How one woman's misfortune can be another's opportunity
Constructive politicians north and south can now forge an alliance over Brexit, writes Ruth Dudley Edwards
'Dear God, Ruth, what a feckin' shambles," began a message from a Tory friend last week.
"I had high hopes for Mrs May but she got it all badly wrong: a shoot-yourself-in-the-foot manifesto; a presidential campaign by a leader lacking presidential charisma; an abject failure to expose the flawed characters and disgraceful histories of the Labour triumvirate. I despair, I really do."
He summed up neatly the sentiments of millions of people who fear a Labour Party led by anti-West Marxists and therefore watched in horror as Mrs May's catastrophic campaign got its just deserts last Thursday night. Her control freakery, which caused her to take counsel from only three people - her husband, Philip, and Nick Timothy and Fiona Hill, her two over-promoted and over-mighty advisers - was what did for her.
Closer to home, it's been grim for the SDLP and the Ulster Unionists. I was saddened that Mark Durkan lost (narrowly) to Elisha McCallion.
"We were faced with a huge effort and a huge spend by Sinn Fein," he told the BBC.
So a man who for 12 years in the House of Commons has been greatly respected for his intelligence, decency and wit, and has faithfully and eloquently represented all his constituents, has been replaced by yet another obedient servant of the Sinn Fein cult who won't be allowed to take her seat.
Suddenly catapulted into the limelight as the only party capable of keeping the Conservatives in power, the DUP are wise not to rush their fences.
"The prime minister has spoken with me this morning," said Arlene Foster calmly on Friday, "and we will enter discussions with the Conservatives to explore how it may be possible to bring stability to our nation at this time of great challenge."
At first glance, being in this position might seem like a politician's dream, but Foster and her deputy Nigel Dodds will know that there are potential pitfalls as well as opportunities.
Although Sinn Fein would have taken their seats in Westminster at top speed had their friend Jeremy Corbyn needed their support to form a government, they will be relentless in attacking the DUP as Tory stooges if they prop up Theresa May. They will also be able to make a reasonable case that the British government can hardly be regarded as honest brokers in negotiations to reinstate the Executive if it is dependent for its survival on one of the parties.
Which doesn't, of course, mean that the DUP shouldn't support a government with which they agree, but they'll need to be careful to keep a distance from May, who is severely damaged goods and may not last long.
It wasn't really helpful that she referred to "our friends and allies in the Democratic Unionist party". Better to stay aloof like Micheal Martin and keep cooperation to a confidence-and-supply arrangement.

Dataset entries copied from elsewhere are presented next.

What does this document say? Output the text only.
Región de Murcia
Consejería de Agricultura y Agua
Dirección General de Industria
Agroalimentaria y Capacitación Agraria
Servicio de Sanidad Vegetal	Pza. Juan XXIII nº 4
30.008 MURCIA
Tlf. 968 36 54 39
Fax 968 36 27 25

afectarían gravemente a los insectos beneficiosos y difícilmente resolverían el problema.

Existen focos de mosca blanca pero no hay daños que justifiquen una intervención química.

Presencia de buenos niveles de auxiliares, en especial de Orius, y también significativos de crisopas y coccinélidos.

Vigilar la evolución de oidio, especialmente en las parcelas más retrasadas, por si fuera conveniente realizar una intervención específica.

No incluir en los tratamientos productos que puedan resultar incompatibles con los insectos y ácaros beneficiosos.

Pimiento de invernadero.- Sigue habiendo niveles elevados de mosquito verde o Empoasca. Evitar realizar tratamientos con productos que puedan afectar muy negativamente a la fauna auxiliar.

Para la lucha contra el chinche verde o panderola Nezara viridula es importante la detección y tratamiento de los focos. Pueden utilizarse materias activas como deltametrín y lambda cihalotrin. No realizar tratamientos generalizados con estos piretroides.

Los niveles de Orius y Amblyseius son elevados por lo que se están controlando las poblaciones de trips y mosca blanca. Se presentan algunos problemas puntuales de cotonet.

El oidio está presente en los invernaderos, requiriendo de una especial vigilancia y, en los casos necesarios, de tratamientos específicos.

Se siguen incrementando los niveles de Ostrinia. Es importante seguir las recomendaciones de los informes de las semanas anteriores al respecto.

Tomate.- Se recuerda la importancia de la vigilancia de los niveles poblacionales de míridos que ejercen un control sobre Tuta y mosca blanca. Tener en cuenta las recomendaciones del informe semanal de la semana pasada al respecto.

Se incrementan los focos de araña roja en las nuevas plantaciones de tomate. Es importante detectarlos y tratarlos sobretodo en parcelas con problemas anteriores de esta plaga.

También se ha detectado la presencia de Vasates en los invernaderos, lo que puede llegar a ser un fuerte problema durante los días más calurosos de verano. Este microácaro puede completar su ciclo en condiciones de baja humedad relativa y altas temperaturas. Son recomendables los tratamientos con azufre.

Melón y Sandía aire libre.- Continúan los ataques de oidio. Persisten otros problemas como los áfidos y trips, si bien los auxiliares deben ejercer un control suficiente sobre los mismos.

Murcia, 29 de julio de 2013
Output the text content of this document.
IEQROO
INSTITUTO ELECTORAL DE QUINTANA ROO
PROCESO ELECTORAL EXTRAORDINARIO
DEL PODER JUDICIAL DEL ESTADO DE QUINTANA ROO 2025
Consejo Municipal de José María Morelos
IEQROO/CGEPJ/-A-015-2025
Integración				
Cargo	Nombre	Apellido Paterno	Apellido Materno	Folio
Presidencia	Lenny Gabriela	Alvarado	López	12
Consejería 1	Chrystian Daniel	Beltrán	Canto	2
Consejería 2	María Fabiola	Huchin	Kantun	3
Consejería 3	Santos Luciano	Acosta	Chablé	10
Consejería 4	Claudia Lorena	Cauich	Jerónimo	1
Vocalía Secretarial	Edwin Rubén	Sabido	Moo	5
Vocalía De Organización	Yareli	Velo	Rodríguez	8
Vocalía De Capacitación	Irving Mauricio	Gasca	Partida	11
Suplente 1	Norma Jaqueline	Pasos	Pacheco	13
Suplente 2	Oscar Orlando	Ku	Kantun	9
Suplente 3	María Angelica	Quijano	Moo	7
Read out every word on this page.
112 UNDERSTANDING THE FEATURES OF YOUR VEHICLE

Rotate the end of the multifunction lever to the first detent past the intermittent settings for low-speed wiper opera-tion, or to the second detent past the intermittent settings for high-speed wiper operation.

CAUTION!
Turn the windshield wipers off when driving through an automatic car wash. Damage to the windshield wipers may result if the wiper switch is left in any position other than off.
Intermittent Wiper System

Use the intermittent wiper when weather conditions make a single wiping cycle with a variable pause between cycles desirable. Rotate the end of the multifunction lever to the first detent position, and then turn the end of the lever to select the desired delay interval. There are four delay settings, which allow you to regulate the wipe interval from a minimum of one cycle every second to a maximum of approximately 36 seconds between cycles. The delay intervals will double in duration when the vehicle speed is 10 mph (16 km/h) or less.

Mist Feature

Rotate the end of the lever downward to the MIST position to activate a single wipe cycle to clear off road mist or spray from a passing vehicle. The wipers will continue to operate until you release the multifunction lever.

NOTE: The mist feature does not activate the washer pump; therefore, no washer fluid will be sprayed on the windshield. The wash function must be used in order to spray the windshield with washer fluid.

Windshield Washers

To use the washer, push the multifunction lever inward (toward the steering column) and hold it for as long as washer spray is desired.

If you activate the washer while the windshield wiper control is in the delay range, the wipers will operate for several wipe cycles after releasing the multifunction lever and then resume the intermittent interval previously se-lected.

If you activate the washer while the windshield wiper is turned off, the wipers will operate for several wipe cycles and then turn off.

Encouragingly, they seem to accept that rather than seeking baubles with which to bribe the electorate in the future, they need to use their unexpected clout to get much more focus on Ireland's interests in the Brexit negotiations.
The DUP are not popular in Britain, for most people still associate them with the religious fundamentalism they are fast sloughing off, and self-styled progressives will be making much of their opposition to abortion and gay marriage.
While they're not hated - as Sinn Fein are by those who loathe the IRA and its apologists - they are seen as old-fashioned and provincial and just as prone as republicans to hold out the begging bowl. They now have a chance to show themselves as better than their image, which will make it easier for them to influence policy.
It will also - especially in the light of the humbling of Nicola Sturgeon and the SNP - help to stop people taking seriously Gerry Adams's banging-on about a border poll.
As Foster put it: "Those who want to tear apart the Union that we cherish and benefit from so hugely have been sent a clear and resounding message."
The Union, she said, "is our guiding star. We may represent Northern Ireland constituencies in the House of Commons but we are as seized of the interests of the Kingdom as a whole as we are for our small province".
Leo Varadkar, who got along well with Foster when they coincided as tourism ministers over three years, will know of her passion for the United Kingdom. But he will also realise that she means it when she said that she wants a soft Brexit that "respects the specific circumstances of Northern Ireland, and, of course, our shared history and geography with the Republic of Ireland". And that the DUP's new importance in Westminster can be used to the advantage of the whole island of Ireland.
This is a golden opportunity to forge a close alliance between politicians north and south so that they present a united front to London and Brussels. These are uncertain times, and politicians should be prepared for some more feckin' shambles in the future on both sides of the Irish Sea.